Study design: Children infected with HIV (n = 54) were randomized to receive no supplementation (group 1), vitamin D 5600 IU/week (group 2), or vitamin D 11 200 IU/week (group 3) for 6 months. Viral load, CD4 percent, CD4 count, 25-hydroxyvitamin D (25[OH]D), 1,25-dihydroxyvitamin D, and other measures of vitamin D metabolism were measured at baseline and 6 months later.

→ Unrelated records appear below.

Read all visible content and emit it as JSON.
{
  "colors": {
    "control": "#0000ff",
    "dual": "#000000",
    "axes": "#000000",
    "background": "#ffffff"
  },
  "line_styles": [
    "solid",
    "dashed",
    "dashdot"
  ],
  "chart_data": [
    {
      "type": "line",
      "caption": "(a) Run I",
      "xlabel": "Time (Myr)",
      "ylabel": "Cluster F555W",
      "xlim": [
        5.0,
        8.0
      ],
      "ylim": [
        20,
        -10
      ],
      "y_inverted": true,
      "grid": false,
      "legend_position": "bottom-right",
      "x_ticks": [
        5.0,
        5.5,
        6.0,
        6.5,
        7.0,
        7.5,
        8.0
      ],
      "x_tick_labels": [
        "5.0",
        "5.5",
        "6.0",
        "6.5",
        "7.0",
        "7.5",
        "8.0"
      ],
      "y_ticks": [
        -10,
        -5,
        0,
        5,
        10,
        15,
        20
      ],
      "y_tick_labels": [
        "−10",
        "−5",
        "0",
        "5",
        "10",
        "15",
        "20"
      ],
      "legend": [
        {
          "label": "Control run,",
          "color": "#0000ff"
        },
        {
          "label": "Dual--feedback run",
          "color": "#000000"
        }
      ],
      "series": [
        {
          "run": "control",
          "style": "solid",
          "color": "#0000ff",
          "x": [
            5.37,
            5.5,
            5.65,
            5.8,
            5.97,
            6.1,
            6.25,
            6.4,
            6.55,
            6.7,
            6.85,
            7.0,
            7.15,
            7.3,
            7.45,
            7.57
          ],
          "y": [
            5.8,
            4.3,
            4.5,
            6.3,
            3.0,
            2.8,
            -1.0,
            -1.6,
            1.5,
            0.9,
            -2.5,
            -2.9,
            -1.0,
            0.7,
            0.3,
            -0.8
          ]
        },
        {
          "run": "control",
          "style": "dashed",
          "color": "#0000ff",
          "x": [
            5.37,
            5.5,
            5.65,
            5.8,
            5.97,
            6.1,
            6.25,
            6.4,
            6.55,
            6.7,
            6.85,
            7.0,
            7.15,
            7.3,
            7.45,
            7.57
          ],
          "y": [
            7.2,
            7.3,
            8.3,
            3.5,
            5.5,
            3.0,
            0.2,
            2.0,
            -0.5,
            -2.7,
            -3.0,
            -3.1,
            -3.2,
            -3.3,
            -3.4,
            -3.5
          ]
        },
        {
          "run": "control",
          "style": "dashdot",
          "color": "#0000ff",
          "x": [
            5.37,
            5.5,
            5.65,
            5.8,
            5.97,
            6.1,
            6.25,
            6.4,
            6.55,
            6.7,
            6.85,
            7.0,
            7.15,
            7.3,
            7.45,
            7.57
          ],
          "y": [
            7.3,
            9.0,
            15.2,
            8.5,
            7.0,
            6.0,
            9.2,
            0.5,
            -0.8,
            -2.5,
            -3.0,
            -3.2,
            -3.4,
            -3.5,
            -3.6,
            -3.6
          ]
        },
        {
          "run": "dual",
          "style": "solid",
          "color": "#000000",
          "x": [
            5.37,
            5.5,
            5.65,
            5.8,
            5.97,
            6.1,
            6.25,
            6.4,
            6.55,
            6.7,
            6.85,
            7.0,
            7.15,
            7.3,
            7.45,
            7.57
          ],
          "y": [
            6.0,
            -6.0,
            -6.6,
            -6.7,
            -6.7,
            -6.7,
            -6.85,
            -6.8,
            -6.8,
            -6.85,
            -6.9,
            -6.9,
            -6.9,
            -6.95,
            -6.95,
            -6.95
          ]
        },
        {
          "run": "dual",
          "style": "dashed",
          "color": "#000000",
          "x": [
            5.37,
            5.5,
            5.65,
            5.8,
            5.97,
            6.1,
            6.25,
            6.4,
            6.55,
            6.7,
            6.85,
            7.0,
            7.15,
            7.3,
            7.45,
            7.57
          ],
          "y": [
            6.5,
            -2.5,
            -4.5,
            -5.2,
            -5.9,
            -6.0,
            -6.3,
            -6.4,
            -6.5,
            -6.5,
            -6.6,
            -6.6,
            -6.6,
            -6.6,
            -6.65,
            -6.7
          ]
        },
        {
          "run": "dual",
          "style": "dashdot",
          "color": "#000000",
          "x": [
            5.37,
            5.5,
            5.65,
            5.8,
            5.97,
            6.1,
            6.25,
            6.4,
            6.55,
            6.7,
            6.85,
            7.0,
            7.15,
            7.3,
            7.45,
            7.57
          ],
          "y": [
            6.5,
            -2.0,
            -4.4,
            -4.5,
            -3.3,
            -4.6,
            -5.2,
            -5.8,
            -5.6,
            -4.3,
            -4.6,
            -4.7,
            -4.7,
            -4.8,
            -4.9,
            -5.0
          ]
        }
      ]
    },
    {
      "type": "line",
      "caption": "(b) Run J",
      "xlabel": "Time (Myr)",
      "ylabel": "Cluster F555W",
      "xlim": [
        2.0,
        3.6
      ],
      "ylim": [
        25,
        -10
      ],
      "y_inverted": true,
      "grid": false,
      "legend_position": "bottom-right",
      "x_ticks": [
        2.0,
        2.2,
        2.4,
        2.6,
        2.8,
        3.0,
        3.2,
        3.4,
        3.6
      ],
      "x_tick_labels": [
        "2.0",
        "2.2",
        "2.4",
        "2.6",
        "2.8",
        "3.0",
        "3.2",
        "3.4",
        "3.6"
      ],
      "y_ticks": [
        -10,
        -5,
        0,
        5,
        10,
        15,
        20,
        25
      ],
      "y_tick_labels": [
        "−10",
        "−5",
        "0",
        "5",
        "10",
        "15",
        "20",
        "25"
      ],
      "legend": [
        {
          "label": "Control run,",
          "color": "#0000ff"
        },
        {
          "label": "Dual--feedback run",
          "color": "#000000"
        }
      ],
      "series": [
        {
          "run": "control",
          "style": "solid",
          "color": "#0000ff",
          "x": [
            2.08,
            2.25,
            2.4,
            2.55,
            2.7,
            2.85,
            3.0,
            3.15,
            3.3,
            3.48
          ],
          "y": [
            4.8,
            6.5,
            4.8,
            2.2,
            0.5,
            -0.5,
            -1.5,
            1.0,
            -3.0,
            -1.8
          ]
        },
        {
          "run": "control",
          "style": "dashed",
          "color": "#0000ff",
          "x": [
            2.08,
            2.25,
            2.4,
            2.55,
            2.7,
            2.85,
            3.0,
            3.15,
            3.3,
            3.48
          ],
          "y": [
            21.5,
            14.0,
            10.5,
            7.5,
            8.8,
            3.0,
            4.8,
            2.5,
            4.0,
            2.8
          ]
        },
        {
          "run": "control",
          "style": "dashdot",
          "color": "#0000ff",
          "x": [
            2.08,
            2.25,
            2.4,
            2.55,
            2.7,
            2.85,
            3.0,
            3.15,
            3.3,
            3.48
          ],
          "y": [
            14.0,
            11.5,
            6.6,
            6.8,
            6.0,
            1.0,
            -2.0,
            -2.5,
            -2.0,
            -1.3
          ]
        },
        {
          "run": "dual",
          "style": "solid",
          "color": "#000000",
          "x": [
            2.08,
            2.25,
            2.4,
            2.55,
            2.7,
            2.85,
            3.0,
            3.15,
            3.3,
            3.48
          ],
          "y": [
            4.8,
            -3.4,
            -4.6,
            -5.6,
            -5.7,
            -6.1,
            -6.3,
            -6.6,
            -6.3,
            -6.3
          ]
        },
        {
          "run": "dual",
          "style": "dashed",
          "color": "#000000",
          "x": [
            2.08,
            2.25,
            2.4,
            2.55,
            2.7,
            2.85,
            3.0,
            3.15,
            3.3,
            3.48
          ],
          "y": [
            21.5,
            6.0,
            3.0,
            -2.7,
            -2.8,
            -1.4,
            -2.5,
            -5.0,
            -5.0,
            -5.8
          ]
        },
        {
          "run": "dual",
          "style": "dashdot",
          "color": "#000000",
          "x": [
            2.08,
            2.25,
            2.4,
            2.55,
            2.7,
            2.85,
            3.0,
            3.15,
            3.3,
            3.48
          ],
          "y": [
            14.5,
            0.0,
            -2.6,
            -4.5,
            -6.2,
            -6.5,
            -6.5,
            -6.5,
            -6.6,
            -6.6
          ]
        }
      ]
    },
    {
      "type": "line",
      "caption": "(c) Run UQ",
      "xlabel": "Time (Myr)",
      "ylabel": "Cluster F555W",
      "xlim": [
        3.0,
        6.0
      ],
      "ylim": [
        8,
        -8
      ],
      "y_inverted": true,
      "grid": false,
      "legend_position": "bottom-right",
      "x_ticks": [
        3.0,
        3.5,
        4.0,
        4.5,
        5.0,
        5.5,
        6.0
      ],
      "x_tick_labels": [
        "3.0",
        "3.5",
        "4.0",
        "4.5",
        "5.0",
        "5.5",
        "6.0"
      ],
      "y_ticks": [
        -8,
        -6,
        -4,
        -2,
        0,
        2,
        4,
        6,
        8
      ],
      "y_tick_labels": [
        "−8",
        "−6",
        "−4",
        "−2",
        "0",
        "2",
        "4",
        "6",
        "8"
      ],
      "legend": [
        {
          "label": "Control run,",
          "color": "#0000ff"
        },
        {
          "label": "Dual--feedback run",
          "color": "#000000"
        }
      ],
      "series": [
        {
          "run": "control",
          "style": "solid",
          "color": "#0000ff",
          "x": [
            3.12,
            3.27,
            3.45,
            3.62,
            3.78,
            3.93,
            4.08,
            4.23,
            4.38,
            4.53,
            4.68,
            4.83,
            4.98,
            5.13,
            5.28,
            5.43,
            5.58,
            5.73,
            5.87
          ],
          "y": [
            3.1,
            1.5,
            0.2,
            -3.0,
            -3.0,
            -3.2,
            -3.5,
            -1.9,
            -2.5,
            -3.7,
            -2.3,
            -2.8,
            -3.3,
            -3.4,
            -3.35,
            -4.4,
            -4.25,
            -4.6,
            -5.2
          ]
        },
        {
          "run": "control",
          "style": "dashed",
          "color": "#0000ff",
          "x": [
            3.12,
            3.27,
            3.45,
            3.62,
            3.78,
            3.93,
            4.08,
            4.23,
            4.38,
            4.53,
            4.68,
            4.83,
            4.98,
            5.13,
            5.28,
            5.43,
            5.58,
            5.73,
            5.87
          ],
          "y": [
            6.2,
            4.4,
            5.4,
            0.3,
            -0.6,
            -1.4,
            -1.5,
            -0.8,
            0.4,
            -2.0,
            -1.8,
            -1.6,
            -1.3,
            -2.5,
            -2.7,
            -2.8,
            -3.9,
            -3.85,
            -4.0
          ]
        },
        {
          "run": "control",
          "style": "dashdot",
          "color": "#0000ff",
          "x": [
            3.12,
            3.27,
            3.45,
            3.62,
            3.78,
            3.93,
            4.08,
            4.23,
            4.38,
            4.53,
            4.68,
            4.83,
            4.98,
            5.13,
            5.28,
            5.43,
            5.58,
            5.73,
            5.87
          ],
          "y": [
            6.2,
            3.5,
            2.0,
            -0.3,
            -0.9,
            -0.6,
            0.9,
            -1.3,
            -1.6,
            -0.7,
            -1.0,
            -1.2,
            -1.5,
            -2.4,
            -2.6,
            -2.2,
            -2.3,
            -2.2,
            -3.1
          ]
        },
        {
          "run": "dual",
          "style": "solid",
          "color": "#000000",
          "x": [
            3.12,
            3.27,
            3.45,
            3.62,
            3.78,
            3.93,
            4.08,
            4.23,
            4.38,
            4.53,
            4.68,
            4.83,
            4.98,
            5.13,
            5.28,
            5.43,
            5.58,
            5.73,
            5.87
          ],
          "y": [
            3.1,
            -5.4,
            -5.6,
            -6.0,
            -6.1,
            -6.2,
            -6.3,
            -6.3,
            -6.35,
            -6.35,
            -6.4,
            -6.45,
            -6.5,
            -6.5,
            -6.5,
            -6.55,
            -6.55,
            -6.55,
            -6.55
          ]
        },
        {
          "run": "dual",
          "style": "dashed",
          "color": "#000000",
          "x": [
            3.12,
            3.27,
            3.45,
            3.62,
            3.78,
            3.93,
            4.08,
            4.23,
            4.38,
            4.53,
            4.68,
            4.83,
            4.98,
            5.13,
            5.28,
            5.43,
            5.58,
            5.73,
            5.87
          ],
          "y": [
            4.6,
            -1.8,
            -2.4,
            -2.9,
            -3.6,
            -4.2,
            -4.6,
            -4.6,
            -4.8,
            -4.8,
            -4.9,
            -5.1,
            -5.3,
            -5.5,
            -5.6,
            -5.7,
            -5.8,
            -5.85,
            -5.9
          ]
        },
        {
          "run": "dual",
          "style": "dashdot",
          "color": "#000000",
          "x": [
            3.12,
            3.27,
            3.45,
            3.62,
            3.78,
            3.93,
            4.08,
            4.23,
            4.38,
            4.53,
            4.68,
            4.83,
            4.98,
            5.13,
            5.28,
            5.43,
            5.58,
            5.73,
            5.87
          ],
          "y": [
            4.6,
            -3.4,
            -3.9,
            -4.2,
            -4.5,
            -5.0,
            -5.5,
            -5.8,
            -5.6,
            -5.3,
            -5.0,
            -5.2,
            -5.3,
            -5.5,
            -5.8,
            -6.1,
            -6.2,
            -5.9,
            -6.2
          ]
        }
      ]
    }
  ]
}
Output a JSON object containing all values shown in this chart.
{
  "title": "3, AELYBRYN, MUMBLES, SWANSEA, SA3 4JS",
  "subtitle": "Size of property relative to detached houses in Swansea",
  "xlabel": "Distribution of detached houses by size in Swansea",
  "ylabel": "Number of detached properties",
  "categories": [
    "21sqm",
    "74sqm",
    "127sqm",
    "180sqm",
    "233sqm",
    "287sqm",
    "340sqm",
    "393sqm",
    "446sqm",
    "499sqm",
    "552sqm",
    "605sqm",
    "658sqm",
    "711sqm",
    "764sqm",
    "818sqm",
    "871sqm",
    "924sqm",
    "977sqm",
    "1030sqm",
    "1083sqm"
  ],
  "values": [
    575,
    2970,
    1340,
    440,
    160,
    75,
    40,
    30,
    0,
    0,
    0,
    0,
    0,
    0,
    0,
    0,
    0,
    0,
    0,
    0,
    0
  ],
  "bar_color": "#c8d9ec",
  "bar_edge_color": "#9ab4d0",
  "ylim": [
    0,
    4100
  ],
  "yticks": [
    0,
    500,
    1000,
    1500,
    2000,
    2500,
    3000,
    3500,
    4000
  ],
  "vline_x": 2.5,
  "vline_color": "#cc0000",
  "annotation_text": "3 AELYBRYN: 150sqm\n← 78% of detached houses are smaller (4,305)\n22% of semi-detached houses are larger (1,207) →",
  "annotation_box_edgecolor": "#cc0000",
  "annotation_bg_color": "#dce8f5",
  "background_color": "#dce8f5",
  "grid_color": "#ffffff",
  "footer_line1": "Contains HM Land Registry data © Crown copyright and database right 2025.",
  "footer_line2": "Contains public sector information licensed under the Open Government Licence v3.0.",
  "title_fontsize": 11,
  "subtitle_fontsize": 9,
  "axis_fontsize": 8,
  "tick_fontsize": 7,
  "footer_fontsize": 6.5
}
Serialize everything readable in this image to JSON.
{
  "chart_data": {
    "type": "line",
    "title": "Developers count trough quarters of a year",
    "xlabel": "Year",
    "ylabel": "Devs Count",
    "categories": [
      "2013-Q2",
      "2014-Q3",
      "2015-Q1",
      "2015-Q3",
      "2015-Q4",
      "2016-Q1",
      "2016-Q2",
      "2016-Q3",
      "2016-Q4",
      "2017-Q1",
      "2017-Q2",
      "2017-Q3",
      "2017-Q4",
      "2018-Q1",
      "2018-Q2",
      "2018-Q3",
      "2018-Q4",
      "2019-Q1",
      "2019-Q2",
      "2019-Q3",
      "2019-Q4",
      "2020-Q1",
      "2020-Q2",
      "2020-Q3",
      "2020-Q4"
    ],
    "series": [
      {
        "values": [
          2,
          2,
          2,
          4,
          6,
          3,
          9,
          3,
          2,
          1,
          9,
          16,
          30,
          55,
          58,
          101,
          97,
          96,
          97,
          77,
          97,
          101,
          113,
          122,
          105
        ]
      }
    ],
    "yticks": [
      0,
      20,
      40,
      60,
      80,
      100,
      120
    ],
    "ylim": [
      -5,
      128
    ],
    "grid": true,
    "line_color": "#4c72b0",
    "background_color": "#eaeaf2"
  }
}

Results: A total of 53 participants completed the study. The mean age, CD4 percent, CD4 count, and log(10) viral load at baseline were 10.3 ± 3.9 years, 33% ± 10%, 927 ± 468 cells/μL, and 1.63 (95% CI, 0.76-2.50), respectively. The mean baseline 25(OH)D level was 53.1 ± 24.8 nmol/L; 85% of participants were vitamin D insufficient or deficient (<75 nmol/L). Serum levels of 25(OH)D increased significantly in participants who received supplementation with vitamin D (P = .0002 and P < .001 for participants receiving 800 IU/day and 1600 IU/day, respectively), but not in participants who did not receive supplementation (P = .27). Participants treated with 1600 IU/day of vitamin D achieved a higher mean increase in 25(OH)D than participants treated with 800 IU/day (P = .02). However, only 67% of the group supplemented with higher dose achieved vitamin D sufficiency. Vitamin D supplementation did not lead to an increase in CD4 percent or CD4 count.

Conclusion: In children infected with HIV with relatively preserved immune function, vitamin D supplementation in doses as high as 1600 IU/day does not impact CD4 count. Vitamin D insufficiency is common in this population, and achieving vitamin D serum levels of >75 nmol/L may require a daily intake ≥1600 IU.